Secondo uno studio giapponese la variante Delta del Covid-19 starebbe andando verso l'auto estinzione a causa delle troppe mutazioni genetiche

24 Novembre 2021

Variante Delta verso l'auto estinzione per troppe mutazioni: lo studio del Giappone

fonte: Twitter @TheLiberal_ie

La variante Delta starebbe sparendo da sola per auto estinzione. È quanto emerso da uno studio eseguito in Giappone dagli scienziati dell’Istituto Nazionale di Genetica e dell’Università di Mishima, i quali hanno scoperto che le troppe mutazioni genetiche effettuate dalla variante la starebbero portando verso l'autodistruzione. Ciò sarebbe dimostrato anche dall'attuale diffusione del virus nello stato asiatico, con le ultime rilevazioni che attestano soltanto 200 casi giornalieri nelle ultime settimane contro i 23mila al giorno che erano stati registrati nello scorso mese di agosto. Nella giornata del 7 novembre inoltre non sono stati segnalati decessi per la prima volta da circa 15 mesi.

Variante Delta verso l'auto estinzione per troppe mutazioni

Secondo i ricercatori dell'Istituto Nazionale di Genetica l'auto estinzione della variante Delta sarebbe dovuta alle continue mutazioni genetiche di quest'ultima, che l'avrebbero portata a un punto morto oltre il quale non riuscirebbe più a replicarsi efficacemente. Durante la replicazione del virus infatti, il codice genetico di questo subisce degli errori di copiatura che a lungo andare portano a cambiamenti strutturali nel virus stesso. Attualmente la variante Delta modificava la propria struttura genetica al ritmo di due mutazioni al mese.

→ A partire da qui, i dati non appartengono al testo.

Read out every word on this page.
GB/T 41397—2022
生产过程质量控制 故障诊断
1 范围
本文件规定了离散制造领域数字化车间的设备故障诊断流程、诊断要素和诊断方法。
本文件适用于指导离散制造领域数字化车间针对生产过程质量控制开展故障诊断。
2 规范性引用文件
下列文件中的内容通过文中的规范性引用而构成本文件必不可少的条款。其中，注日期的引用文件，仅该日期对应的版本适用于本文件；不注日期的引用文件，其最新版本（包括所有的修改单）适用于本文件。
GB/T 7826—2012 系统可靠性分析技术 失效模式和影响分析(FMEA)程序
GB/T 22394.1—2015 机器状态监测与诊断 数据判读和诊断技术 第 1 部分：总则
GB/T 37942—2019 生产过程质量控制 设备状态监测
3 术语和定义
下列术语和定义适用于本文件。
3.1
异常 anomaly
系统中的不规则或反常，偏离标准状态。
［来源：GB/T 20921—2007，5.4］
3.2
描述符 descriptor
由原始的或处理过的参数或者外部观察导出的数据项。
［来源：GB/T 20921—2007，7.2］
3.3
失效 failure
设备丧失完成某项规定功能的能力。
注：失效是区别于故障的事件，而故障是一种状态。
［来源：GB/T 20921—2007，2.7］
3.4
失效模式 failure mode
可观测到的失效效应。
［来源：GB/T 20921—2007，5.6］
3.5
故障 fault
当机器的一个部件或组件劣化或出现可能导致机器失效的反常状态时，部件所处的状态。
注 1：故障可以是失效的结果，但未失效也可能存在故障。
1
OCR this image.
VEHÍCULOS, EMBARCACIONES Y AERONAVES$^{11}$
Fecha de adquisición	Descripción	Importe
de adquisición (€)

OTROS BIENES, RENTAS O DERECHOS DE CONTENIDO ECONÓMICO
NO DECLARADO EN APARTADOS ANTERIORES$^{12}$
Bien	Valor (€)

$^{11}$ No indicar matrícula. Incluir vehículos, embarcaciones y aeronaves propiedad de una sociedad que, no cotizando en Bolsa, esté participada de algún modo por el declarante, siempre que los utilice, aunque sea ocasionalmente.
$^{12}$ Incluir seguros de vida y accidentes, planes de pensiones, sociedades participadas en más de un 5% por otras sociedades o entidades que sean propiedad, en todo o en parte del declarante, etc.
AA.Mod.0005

Generalmente le mutazioni genetiche possono consentire al virus di evolvere in maniera più sofisticata, consentendo a questo di eludere le difese immunitarie o causare maggiori effetti nell'organismo. In questo caso però, le mutazioni sarebbero state invece incompatibili con la capacita del virus di diffondersi all'interno delle cellule umane, condannandolo all'estinzione. In particolare, le mutazioni della variante Delta sarebbero principalmente a carico di una proteina nota come nsp14, responsabile della correzione degli errori di copiatura durante la replicazione virale.

Ricercatori sbalorditi dall'esito delle ricerche

Si tratta di una conclusione che ha provocato sconcerto negli stessi scienziati giapponesi, i quali non si aspettavano una fine così repentina per una variante che fino a poche settimane fa era considerata estremamente contagiosa: "Siamo rimasti letteralmente scioccati dai risultati. In Giappone la variante Delta era altamente trasmissibile e respingeva altre varianti".

"Pensiamo - ha riferito al Japan Times l'esperto genetico Ituro Inoue - che man mano si accumulavano le mutazioni sia diventato un virus difettoso, non più in grado di replicarsi. Considerando che i casi non sono aumentati, riteniamo che durante le mutazioni ad un certo punto si sia diretto all’estinzione naturale".